I think L1 caches would be better if they used low-discrepancy quasirandom number sequences instead, or just modulo some random number, to avoid falling prey to that sort of effect too easily - evenif they didn't use every single line of some power of two! Need to use virtual adresses though to get that working well though.
> Jörn Engel (joern.delete@this.purestorage.com) on September 19, 2021 8:46 pm wrote:
> >
> > Not sure. I'll have to play around with the code a bit.
>
> Looks like I have to eat my words. As usual, it was easier to write my own benchmark
> than modify yours. The results roughly match. But to mix things up I tried a copy
> using AVX2 (technically just AVX, I think). Here things get interesting.
>
> If I add an offset to both src and dst there is a 2x performance difference.
> Numbers are cycles for 100 loops, each copying 8kB. Turboboost seems to
> have kicked in, making the numbers look a bit better than they should.
>
> 0: 23418
> 1: 42909
>
> 31: 42798
> 32: 21552
> 33: 43128
>
> 63: 43146
> 64: 21552
> 65: 42657
>
> 95: 42666
> 96: 21507
> 97: 43239
>
> 127: 43233
> 128: 21483
> 129: 42795
>
> So what happens if we keep dst aligned and only shift the src?
>
> 0: 21642
> 1: 26088
>
> 31: 25268
> 32: 19208
> 33: 25194
>
> 63: 25338
> 64: 19474
> 65: 25440
>
> 95: 24962
> 96: 19206
> 97: 25120
>
> 127: 25104
> 128: 19214
> 129: 25054
>
> We get a small speedup for the aligned cases. Probably a red herring because I didn't fix
> the frequencies. And we get a large speedup for the unaligned cases. This CPU can do 2 reads
> and 1 write per cycle, so the unaligned reads have mostly been removed as a bottleneck.
>
> Ok, now let's keep src aligned and only shift dst.
>
> 0: 24153
> 1: 128886
>
> 31: 127698
> 32: 22206
> 33: 120669
>
> 63: 113868
> 64: 20596
> 65: 79906
>
> 95: 80180
> 96: 20392
> 97: 62200
>
> 127: 63056
> 128: 20636
> 129: 56148
>
> 159: 55502
> 160: 20600
> 161: 46962
>
> 191: 46856
> 192: 20394
> 193: 44454
>
> 223: 44404
> 224: 20284
> 225: 39622
>
> This is crazy. Performance for the unaligned cases is 5x higher instead of 2x. But then the
> unaligned performance appears to improve, with a noticeable step each time we do another aligned
> round. Towards the end I see the performance results I would have expected throughout.
>
> If I copy the entire benchmark loop a few times, I get the same results back to back.

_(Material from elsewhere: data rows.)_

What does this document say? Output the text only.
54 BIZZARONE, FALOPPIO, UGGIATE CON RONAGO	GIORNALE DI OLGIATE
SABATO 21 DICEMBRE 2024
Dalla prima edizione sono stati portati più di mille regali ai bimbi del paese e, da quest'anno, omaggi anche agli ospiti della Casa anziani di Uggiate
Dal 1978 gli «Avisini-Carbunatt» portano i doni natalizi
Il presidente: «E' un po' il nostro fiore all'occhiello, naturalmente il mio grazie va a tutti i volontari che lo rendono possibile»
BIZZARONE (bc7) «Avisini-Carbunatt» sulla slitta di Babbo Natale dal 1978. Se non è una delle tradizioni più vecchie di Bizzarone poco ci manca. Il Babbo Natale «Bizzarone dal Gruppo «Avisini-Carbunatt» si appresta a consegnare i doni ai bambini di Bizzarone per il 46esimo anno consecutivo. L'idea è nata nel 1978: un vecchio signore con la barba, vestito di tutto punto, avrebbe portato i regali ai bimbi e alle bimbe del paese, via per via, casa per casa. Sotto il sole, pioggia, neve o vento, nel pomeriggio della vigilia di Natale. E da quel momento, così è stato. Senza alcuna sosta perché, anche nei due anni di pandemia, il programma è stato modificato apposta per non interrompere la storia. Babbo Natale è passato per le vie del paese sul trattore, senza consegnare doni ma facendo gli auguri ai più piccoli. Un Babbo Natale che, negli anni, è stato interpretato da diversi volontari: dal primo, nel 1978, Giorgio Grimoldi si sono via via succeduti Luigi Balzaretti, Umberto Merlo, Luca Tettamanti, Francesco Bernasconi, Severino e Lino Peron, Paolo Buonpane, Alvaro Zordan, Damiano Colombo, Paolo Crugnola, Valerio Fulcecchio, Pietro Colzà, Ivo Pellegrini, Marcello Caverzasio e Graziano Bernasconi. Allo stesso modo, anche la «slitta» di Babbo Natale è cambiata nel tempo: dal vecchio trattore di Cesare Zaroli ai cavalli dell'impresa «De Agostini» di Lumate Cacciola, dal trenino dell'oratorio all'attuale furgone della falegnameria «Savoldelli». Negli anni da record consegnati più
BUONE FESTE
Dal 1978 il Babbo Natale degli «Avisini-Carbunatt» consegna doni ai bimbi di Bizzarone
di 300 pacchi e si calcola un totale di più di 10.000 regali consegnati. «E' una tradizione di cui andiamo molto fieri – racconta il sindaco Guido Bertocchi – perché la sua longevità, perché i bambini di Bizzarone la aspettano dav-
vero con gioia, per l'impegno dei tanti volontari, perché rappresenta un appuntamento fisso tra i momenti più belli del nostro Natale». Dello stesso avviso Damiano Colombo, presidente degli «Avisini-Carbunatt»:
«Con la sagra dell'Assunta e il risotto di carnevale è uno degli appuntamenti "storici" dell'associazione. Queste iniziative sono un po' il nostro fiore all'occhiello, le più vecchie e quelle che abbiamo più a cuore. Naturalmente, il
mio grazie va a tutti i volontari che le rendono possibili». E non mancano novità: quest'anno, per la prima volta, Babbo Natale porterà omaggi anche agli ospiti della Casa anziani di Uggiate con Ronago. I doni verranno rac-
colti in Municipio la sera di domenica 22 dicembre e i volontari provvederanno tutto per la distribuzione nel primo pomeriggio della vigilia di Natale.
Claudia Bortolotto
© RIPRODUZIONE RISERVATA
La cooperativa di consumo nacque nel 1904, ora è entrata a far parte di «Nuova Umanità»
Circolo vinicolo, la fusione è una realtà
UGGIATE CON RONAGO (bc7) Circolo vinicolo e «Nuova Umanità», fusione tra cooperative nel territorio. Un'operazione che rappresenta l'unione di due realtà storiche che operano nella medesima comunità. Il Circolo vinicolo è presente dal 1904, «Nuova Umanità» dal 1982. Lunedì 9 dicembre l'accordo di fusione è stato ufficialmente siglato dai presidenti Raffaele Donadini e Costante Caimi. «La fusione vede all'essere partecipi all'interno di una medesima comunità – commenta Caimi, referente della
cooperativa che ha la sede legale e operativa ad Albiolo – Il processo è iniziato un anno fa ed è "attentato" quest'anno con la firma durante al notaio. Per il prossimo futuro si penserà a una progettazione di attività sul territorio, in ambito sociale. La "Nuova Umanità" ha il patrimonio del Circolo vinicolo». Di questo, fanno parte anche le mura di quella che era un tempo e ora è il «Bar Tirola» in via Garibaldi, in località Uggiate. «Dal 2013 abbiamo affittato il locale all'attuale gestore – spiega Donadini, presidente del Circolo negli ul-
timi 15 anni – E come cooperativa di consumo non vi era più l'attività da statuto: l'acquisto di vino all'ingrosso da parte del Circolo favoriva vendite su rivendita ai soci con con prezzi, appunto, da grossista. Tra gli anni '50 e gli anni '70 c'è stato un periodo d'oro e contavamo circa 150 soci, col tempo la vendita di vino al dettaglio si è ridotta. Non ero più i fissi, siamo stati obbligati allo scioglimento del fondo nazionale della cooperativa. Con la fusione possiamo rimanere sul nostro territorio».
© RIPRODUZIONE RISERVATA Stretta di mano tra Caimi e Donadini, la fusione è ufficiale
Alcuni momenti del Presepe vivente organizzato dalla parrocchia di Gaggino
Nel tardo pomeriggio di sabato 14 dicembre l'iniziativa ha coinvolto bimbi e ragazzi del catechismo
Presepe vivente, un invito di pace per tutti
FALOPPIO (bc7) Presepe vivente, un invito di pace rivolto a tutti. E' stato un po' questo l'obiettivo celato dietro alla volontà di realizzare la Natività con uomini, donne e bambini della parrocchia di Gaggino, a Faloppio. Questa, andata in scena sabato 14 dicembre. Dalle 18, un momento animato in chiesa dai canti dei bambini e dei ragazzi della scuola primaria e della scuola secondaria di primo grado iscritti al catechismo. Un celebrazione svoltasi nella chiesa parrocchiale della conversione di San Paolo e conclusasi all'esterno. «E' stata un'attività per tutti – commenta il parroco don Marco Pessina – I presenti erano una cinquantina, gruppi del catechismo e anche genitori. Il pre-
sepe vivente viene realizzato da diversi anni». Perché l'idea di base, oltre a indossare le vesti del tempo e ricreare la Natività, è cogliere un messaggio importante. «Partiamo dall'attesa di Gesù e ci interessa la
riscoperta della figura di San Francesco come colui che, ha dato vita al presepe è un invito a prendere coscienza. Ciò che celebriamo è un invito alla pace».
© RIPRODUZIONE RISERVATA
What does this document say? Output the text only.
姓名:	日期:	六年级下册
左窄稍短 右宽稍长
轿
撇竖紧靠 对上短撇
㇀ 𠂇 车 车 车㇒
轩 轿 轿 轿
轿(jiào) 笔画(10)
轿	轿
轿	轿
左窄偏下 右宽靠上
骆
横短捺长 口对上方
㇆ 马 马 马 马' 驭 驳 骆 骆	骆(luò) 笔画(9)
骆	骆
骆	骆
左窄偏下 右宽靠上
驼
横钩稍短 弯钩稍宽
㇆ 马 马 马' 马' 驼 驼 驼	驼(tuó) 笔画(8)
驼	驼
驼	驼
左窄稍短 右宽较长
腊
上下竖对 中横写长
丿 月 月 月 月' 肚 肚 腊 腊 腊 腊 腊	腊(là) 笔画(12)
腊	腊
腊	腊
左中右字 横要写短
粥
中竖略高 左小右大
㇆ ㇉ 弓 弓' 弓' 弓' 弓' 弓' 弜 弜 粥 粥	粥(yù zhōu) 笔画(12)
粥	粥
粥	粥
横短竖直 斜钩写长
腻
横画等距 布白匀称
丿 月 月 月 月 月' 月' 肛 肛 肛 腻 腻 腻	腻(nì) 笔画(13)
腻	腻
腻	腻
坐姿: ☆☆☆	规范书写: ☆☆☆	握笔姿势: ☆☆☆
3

> So this is not a warmup-problem, the offsets between src and dst appear to matter.
> So finally I shifted src by 256 bytes and now I get reasonable results again.
>
> 0: 20481
> 1: 39663
>
> 31: 38526
> 32: 19767
> 33: 38526
>
> 63: 38523
> 64: 19764
> 65: 38529
>
> 95: 38523
> 96: 19767
> 97: 38520
>
> 127: 38523
> 128: 19668
> 129: 38517
>
> Not sure how to explain the crazy numbers, but the CPU behaves as if src and dst were
> competing for the same cachelines. Modulo the offset the two were exactly 16k apart.
>
> If someone has a good explanation, I'd love to hear it.
I think L1 caches would be better if they used low-discrepancy quasirandom number sequences instead, or just modulo some random number, to avoid falling prey to that sort of effect too easily - evenif they didn't use every single line of some power of two! Need to use virtual adresses though to get that working well though.